Inclusiv reported that more than 350 CDFI, credit union and MDI lenders already offer green lending products and have originated more than $2.68 billion in green loans in recent years.

‘Deep Impact’

“Many of the credit union lenders in this group offer dedicated green loan products for low- and moderate-income and BIPOC communities,” Inclusiv said. “In addition to their deep impact, these community-based lenders are typically able to leverage public investment more than tenfold, putting the potential scale of financing for clean energy and climate resiliency from the Greenhouse Gas Reduction Fund at more than $200 billion.”

Inclusiv said that one alumni of its Center for Resilience and Clean Energy, Cooperativa Jesús Obrero, is already part of the critical infrastructure of its community in Puerto Rico.
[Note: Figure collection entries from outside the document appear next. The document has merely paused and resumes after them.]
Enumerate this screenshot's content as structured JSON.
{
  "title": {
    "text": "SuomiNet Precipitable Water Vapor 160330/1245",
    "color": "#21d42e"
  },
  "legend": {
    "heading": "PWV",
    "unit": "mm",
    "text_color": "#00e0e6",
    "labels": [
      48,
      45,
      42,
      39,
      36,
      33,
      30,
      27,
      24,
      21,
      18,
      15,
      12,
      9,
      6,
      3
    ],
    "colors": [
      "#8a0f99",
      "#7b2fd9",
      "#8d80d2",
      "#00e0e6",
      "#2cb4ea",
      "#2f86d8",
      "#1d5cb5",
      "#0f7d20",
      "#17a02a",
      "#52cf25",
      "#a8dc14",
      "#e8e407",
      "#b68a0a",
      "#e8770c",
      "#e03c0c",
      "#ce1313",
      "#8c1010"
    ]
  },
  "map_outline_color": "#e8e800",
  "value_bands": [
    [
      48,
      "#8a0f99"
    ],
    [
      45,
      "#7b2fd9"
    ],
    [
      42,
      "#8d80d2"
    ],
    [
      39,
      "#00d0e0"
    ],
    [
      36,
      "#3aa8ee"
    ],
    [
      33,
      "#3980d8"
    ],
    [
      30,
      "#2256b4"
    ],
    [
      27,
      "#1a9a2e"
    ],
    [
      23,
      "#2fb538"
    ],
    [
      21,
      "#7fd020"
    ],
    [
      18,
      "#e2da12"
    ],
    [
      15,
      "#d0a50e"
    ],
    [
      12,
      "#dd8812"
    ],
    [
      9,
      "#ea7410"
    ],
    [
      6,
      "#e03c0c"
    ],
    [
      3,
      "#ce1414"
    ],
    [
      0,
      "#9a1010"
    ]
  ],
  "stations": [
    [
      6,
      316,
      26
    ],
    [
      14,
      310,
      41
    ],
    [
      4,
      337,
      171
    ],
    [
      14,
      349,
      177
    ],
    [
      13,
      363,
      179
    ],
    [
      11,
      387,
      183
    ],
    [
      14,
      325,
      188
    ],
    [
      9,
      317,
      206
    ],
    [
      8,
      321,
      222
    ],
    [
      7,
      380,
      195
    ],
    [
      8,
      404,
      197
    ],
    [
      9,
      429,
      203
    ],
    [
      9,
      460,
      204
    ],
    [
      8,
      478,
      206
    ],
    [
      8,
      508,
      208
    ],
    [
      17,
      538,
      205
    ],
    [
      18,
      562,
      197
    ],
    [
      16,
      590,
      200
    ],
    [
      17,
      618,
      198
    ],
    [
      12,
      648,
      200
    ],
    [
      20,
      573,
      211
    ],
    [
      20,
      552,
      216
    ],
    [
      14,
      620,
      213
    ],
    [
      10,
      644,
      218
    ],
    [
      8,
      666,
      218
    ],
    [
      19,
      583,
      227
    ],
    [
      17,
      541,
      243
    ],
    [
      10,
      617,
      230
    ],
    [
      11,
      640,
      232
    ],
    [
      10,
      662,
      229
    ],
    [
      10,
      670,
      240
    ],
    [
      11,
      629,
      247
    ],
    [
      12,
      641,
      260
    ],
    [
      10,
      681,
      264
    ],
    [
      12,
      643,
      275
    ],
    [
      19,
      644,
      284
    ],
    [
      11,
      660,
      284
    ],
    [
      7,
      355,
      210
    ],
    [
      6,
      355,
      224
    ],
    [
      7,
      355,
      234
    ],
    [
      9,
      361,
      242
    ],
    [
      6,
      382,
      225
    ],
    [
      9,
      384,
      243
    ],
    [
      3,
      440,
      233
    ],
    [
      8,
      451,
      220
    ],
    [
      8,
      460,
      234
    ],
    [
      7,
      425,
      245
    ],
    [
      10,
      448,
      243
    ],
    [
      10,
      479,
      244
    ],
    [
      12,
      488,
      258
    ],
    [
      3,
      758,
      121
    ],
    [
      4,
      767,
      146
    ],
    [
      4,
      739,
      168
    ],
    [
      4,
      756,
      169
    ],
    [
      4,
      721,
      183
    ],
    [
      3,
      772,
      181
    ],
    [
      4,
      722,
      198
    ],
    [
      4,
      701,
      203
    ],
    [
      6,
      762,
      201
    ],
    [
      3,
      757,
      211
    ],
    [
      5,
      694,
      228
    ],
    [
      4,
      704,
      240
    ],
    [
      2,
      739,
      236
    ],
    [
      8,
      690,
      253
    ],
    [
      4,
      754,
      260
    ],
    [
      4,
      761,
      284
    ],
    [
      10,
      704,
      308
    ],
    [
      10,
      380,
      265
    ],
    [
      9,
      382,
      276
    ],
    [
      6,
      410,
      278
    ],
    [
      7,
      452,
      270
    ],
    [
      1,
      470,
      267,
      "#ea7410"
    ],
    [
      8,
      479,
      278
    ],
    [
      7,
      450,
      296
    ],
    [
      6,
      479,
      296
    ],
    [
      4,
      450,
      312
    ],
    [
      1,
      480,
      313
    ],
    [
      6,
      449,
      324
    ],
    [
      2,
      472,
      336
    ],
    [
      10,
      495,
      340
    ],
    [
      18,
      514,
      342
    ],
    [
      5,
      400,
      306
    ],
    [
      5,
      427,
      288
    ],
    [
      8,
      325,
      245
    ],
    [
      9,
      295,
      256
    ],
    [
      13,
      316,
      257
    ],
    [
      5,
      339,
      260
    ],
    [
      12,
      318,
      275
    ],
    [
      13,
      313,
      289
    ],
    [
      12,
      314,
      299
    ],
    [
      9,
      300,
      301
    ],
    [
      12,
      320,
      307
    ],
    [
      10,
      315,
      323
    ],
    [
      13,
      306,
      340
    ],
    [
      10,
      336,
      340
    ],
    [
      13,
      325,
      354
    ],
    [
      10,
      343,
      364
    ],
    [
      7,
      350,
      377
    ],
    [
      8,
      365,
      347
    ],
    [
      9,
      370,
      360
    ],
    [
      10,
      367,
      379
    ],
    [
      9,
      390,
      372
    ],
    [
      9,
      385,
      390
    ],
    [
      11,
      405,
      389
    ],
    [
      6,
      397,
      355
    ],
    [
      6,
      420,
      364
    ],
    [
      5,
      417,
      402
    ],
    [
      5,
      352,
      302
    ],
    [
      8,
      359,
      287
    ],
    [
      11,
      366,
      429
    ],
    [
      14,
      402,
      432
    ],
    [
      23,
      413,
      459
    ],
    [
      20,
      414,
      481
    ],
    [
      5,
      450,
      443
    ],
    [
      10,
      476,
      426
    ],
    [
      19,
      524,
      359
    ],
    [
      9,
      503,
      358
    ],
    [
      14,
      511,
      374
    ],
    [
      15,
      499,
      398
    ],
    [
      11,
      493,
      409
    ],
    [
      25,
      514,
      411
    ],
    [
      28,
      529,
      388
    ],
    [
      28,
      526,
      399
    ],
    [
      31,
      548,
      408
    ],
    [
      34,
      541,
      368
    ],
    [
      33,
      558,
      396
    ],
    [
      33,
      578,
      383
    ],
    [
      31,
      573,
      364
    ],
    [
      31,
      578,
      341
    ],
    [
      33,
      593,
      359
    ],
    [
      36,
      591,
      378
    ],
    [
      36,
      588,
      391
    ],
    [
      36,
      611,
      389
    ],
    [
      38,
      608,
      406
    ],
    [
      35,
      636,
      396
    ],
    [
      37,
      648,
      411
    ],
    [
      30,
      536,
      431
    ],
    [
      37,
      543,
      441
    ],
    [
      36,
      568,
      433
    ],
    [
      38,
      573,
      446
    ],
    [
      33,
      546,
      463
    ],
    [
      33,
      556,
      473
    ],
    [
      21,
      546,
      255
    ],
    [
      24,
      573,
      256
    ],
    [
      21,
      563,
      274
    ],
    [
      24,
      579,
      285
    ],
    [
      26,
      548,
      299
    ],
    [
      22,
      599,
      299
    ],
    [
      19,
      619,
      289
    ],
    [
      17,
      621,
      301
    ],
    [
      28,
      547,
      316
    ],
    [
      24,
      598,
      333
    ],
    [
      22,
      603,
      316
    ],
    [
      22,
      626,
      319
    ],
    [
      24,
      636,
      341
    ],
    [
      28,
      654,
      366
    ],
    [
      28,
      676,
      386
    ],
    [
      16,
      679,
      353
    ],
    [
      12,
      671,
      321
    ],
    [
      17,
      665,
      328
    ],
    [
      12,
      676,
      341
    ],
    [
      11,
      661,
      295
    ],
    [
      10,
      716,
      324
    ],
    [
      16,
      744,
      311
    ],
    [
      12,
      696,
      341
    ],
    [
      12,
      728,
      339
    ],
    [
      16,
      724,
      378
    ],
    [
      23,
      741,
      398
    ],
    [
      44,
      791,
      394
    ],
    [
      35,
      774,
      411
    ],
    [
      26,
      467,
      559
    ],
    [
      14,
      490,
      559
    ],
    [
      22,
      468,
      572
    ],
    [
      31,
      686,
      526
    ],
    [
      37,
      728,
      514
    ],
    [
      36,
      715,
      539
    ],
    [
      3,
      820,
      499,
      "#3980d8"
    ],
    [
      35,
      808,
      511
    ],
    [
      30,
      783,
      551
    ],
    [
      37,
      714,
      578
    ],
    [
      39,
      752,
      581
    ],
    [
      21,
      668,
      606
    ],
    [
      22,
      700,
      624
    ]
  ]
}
“In the event of a natural disaster, we are poised to step in and provide alternative power, access to water, and emergency financing to those who need it,” said Aurelio Arroyo, EVP with Cooperative Jesus Obrero. “The Greenhouse Gas Reduction Fund means we will be able to expand our support to LMI communities across Puerto Rico and accelerate life-saving solar projects throughout the island.”

Filling a ‘Gap’

“We have been serving the Tucson, Arizona community for decades and have adapted our products and services to reflect our members’ needs,” said Vern Babilon, CEO of Tucson Old Pueblo Credit Union. “A few years ago, we noticed a gap in the solar lending market and stepped in to provide affordable solar financing. Fast forward to today and we are the number one solar lender in the Tucson market. In 2022 alone, TOPCU originated over $25 million in new solar loans, providing 759 households with solar arrays. We have created a name for our credit union as a financial institution that cares about the climate, our members, and the local economy.”